Today I feel grateful that it isn't yesterday :)  Is that allowed?  I don't care because it's true.  Aside from the gift of a new day, I received a lot of other gifts today.  This (even to me) sounds a bit odd, given the fact that I was out Christmas shopping and buying gifts for other people instead of the other way around.  I should start off by saying that I don't normally do this (like, pretty much ever).  I generally don't 'do malls', I try not to 'do consumerism' and I prefer it that way.  Normally, I handmake most of my gifts and/or support local farmers/artisans and buy all things handmade and local.  At the very least, I try to stay out of the big shops and buy from all of the little businesses in our town.  Of course there are exceptions to every rule, but my goal is to stick within these parameters.  This year, I didn't totally 'blow it': I bought a lot of my gifts in Maui at local craft fairs, and of course, I stocked up at the local potter's guild when I got home, but I definitely had to buy more 'stuff' than usual to finish off my list.  Soooo, today, on December 20th, that meant going to the mall (sigh).  Rather than beat myself up about it (which is totally like me), I decided to phone up my sister and recruit her to help me.  Not only did she help me, but I actually had FUN (shhhhhhhhhh!  Don't tell anyone!)  She is a great gift-buyer (I skill that has always eluded me) and our trip was purposeful, efficient and actually enjoyable.  (I can't believe that I am confessing all of this on a blog that began as a project designed to AVOID SHOPPING ENTIRELY!  I completely understand if you think that I am a sell out and delete me from your reading lists!)  Before you do though, just read this one last thought: What I am really grateful for is the fact that I CAN do this.  I know how very fortunate I am to be able to go and frivolously/freely purchase gifts for my loved ones without even a care in the world.  This is an insanely huge privilege/luxury (aka GIFT) that I do not take for granted.  Thank you Universe for the tremendous amount of ABUNDANCE in my life and may I continue to find new and creative ways of sharing it with others...

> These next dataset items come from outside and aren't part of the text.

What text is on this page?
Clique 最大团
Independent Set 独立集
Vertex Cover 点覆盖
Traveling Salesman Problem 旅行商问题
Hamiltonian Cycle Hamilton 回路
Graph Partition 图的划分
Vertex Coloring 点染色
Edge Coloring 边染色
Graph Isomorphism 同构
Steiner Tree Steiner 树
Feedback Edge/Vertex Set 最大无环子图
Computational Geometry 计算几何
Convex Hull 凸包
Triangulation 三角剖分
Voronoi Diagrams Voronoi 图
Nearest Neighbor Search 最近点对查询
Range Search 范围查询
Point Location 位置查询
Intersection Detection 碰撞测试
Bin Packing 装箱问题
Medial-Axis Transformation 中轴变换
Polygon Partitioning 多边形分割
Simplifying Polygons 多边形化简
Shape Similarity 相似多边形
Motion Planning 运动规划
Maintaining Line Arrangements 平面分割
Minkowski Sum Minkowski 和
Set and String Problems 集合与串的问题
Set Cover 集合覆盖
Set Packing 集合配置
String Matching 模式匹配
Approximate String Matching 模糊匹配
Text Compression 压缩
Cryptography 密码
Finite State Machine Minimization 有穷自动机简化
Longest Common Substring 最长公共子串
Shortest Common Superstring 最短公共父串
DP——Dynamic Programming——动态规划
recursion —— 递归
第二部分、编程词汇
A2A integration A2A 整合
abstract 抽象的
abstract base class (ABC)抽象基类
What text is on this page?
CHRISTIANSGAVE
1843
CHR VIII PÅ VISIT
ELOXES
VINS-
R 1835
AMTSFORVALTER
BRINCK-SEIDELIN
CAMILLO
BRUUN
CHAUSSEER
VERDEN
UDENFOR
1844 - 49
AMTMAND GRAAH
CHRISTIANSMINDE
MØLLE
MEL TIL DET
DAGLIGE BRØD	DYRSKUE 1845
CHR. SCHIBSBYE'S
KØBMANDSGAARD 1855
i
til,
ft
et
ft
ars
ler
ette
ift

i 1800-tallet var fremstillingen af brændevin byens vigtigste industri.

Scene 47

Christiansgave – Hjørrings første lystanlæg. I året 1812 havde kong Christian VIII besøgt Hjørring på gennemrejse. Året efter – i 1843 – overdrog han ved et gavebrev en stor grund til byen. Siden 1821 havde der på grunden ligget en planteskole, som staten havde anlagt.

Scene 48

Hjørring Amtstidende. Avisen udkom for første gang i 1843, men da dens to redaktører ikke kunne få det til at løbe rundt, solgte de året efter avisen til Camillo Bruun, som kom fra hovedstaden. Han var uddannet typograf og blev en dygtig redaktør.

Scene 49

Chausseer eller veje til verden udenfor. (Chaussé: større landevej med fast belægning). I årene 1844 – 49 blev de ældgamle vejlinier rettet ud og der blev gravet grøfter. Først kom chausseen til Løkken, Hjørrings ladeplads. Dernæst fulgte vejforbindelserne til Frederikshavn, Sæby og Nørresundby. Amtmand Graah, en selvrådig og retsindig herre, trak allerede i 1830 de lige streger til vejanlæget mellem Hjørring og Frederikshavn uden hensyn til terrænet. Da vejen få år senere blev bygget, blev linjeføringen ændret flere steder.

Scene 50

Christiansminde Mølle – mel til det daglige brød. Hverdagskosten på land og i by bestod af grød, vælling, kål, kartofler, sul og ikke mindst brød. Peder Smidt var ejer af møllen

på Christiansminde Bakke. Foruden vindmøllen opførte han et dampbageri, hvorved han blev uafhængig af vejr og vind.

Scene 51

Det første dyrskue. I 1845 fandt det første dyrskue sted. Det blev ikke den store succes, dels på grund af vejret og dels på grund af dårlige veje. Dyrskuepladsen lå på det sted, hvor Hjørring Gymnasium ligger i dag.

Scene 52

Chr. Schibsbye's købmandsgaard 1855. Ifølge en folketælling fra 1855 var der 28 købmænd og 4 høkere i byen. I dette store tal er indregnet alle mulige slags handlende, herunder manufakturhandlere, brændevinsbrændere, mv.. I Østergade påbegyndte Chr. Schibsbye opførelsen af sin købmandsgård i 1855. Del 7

Day 13: The Abundance continues, aka the glass is way MORE than half full

I don't know if I have talked about his before, but I have 8 parents.  (Just think, if I were a reality-tv-show star I would be 'octodaughter', oh man, that was a lame one, this time of year must be getting to me!).  I know, I know, you're thinking, 8 parents?  What the heck is this girl talking about?!  So here it is: My biological mom and dad divorced and both re-married (that's 4)... then, I married a man whose biological parents did the same thing (except for his dad, but 'septodaughter' doesn't sound as cool!).  So, Trent and I both have: A mom, a dad, a stepmom, a stepdad, a mother-in-law, a father-in-law, and I have a step-father-in-law and he has a step-mother-in-law.  Plus, Trent's dad does have a partner so it really does make 8.  You with me so far?  Now... close your eyes and picture this... Christmas with 4 DIFFERENT FAMILIES (and all of their families) EVERY.  SINGLE.  YEAR!!!  Did your brain explode?  Mine nearly does.  For 2 weeks of each year, our lives take on a whole new level of crazy.  Don't get me wrong, I love our families, they are wonderful, kind and generous.  Generous being the key word.  Each gathering involves a huge meal at someone's house (or in my aunt's case - she pays for ALL of us to have a nice meal out together because there are too many of us for one house!), and of course, tons and tons of presents.  We have had several gatherings so far this season, and the 'receiving' is well under way.  Again, this is normally something that I REALLY struggle with but this year, I am deciding to reframe it and simply feel grateful for ALL of the gifts I receive.  Thank you, thank you, thank you Universe for blessing me with more loving family members than I know what to do with (and all of the wonderful craziness that goes with it!)